192 micro-électrodes implantées dans son cerveau
Agé de 56 ans, le patient tétraplégique Bill Kochevar, blessé au niveau de la 4e vertèbre cervicale, a deux boîtiers sur la tête et 192 micro-électrodes implantées chirurgicalement dans son cerveau, qui enregistrent les signaux que sa matière grise envoie lorsqu’il imagine bouger le bras et la main. Avec ce dispositif expérimental, ses muscles reçoivent des instructions par le biais de 36 électrodes implantées dans son bras et son avant-bras. Il peut ainsi l’utiliser pour boire une gorgée de café, se gratter le nez et manger de la purée de pommes de terre.
M. Kochevar, qui a reçu ses implants intracérébraux fin 2014, est en outre équipé d’un bras mobile de support, également sous le contrôle de son cerveau, qui l’aide à surmonter la gravité qui l’empêcherait de lever le bras pour que sa main puisse saisir la fourchette et la tasse.
Des recherches précédentes s’appuyaient sur des éléments similaires de neuroprothèse. L’an dernier, le cas d’un jeune américain, Ian Burkhart, avait été rapporté. Il avait réussi à se servir de sa main grâce à une interface cerveau-ordinateur, mais il souffrait d’une paralysie moins sévère, selon les auteurs de la nouvelle étude. Dans d’autres cas, des participants ont pu contrôler un bras robotique en utilisant leurs signaux cérébraux.
Comme lors d’autres expériences de ce genre, le patient doit, pour pouvoir le contrôler, regarder son bras pour connaître sa position. Avec la paralysie, il a en effet perdu cette capacité de savoir, sans y penser, où se trouvent ses membres.
Pour quelqu’un qui a été blessé depuis plusieurs années et « qui ne pouvait pas bouger, être capable de bouger juste ce petit peu est impressionnant », a déclaré M. Kochevar. « C’est mieux que ce que je pensais. »

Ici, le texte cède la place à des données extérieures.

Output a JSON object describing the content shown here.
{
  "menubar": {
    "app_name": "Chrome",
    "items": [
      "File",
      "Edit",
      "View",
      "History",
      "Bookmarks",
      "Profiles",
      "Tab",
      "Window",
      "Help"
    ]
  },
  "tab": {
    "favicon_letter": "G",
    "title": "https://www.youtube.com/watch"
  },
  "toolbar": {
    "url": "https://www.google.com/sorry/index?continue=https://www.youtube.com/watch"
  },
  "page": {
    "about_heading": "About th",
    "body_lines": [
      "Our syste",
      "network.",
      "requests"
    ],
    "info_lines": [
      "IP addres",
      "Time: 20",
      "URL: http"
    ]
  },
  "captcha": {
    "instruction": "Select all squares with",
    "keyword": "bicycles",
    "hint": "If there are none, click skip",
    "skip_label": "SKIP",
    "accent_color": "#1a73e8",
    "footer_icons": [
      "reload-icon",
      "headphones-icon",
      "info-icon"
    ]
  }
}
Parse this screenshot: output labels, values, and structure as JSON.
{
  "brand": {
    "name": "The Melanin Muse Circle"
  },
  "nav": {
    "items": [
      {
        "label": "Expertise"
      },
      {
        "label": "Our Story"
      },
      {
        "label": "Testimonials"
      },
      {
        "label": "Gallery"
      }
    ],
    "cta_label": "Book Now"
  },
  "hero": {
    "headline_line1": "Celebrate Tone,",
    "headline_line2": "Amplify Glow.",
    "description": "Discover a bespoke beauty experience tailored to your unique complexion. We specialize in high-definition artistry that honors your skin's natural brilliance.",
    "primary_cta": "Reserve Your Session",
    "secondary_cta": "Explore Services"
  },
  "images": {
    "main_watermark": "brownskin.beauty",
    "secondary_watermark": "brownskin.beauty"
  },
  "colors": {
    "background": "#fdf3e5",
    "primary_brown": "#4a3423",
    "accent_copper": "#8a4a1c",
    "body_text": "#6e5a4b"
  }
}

Un traitement au stade expérimental
Cette étude est « innovante », c’est la première fois que l’on fait état d’une personne exécutant des mouvements fonctionnels, multi-articulations (main, coude, épaule) avec un membre paralysé grâce à une neuroprothèse motrice, souligne Steve Perlmutter, de l’Université de Washington, dans un commentaire publié avec l’article. « Cependant, ce traitement n’est pas prêt d’être utilisé en dehors du laboratoire. »
Sans l’interface cerveau-machine, il était incapable d’effectuer des mouvements utiles, ajoute-t-il. Mais les mouvements sont encore lents et approximatifs, écrit-il en pointant les nombreux obstacles qu’il reste à surmonter en matière de neuroprothèses dont la miniaturisation de dispositifs qui devront être aussi suffisamment bon marché et robustes pour être largement accessibles.
« Néanmoins c’est une démonstration passionnante » ajoute M. Perlmutter en prédisant un brillant avenir aux neuroprothèses pour surmonter la paralysie.
Le Dr Ajiboye en convient. Selon lui, ce système a besoin d’améliorations pour fonctionner dans la vie courante, et notamment concernant la durée de vie et la puissance des implants cérébraux ainsi que la possibilité de disposer d’un système « complètement implantable » sans fils, ni boîtiers extérieurs.